We're Eating Too Much Salt -- And It's Associated With Heart-Related Deaths

We're Eating Way Too Much Salt

We are eating way too much salt.

And it's killing us.

That's the message from two new studies released Thursday, examining the amount of global salt intake and the number of deaths associated, at least in part, from eating too much salt.

The first study, presented at a meeting of the American Heart Association, shows that 75 percent of people around the world consume significantly more salt every day than is recommended.

Specifically, people around the world ate nearly 4,000 milligrams of salt a day in 2010, which is nearly twice as much as is recommended by the World Health Organization (less than 2,000 milligrams of salt a day) and nearly three times as much as is recommended by the American Heart Association (less than 1,500 milligrams of salt a day).

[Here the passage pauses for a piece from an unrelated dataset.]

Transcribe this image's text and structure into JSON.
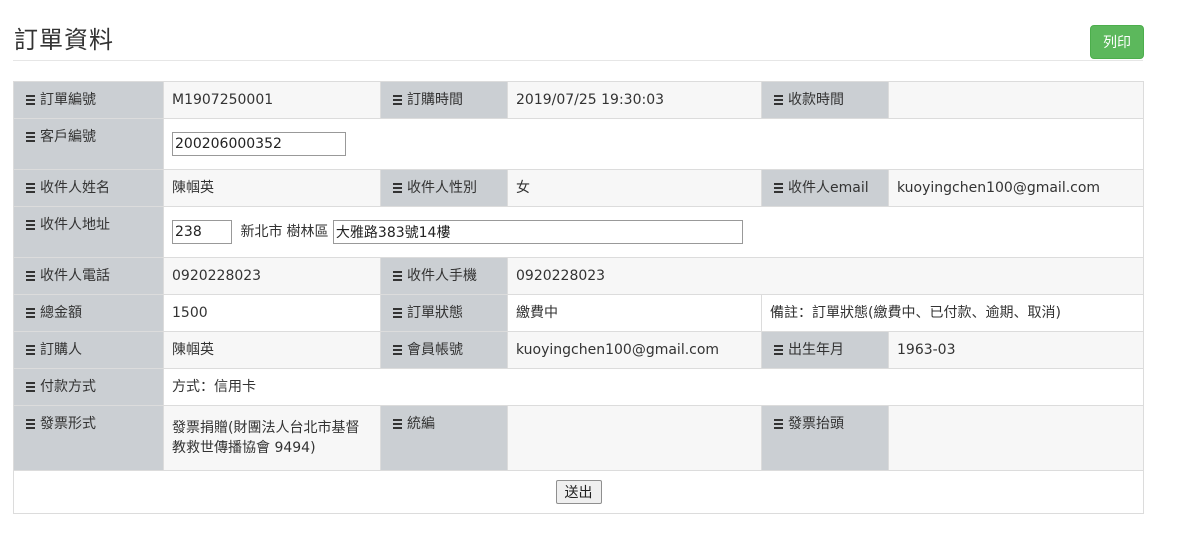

The analysis included 187 countries, and 247 separate surveys on salt intake between 1990 and 2010 through the Global Burden of Diseases Study. Of those countries, 181 of them had higher daily sodium intake levels than is recommended by the World Health Organization. And 119 of the 187 countries had way higher sodium intake levels (more than 1,000 milligrams of salt above the recommended levels) than recommended by the WHO.

Residents of some countries consumed less salt than others; for example, residents in Kenya and Malawi consumed about 2,000 milligrams of salt per day, while residents in the United States ate about 3,600 milligrams of salt per day. Meanwhile, people in Kazakhstan consumed around 6,000 milligrams of salt per day (the most of all the countries in the analysis), and people in Mauritius and Uzbekistan consumed just slightly less than 6,000 milligrams of salt per day.

"This study is the first time that information about sodium intake by country, age and gender is available," study researcher Dr. Saman Fahimi, M.D., M.Phil., a visiting scientist in the epidemiology department at the Harvard School of Public Health, said in a statement. "We hope our findings will influence national governments to develop public health interventions to lower sodium."

In the second new study, also presented at the meeting of the American Heart Association, Harvard Medical School and Brigham and Women's Hospital researchers found that overconsumption of salt is associated with 2.3 million deaths from heart-related causes in 2010.

The findings are based on 247 surveys on salt intake between 1990 and 2010, also through the Global Burden of Disease Study, as well as meta-analysis of 107 previous trials that examined salt's effect on blood pressure and heart disease risk.

Researchers found that some countries had more deaths associated with sodium consumption, including Ukraine, Russia and Egypt. The countries with the fewest deaths associated with sodium consumption were Qatar, Kenya and the United Arab Emirates.

As for the United States, 429 deaths out of every million were associated with overconsumption of salt.

"National and global public health measures, such as comprehensive sodium reduction programs, could potentially save millions of lives," study researcher Dr. Dariush Mozaffarian, M.D., Dr.P.H., co-director of the Program in Cardiovascular Epidemiology and an associate professor of medicine and epidemiology at Brigham and Women's Hospital, Harvard Medical School and the Harvard School of Public Health, said in a statement.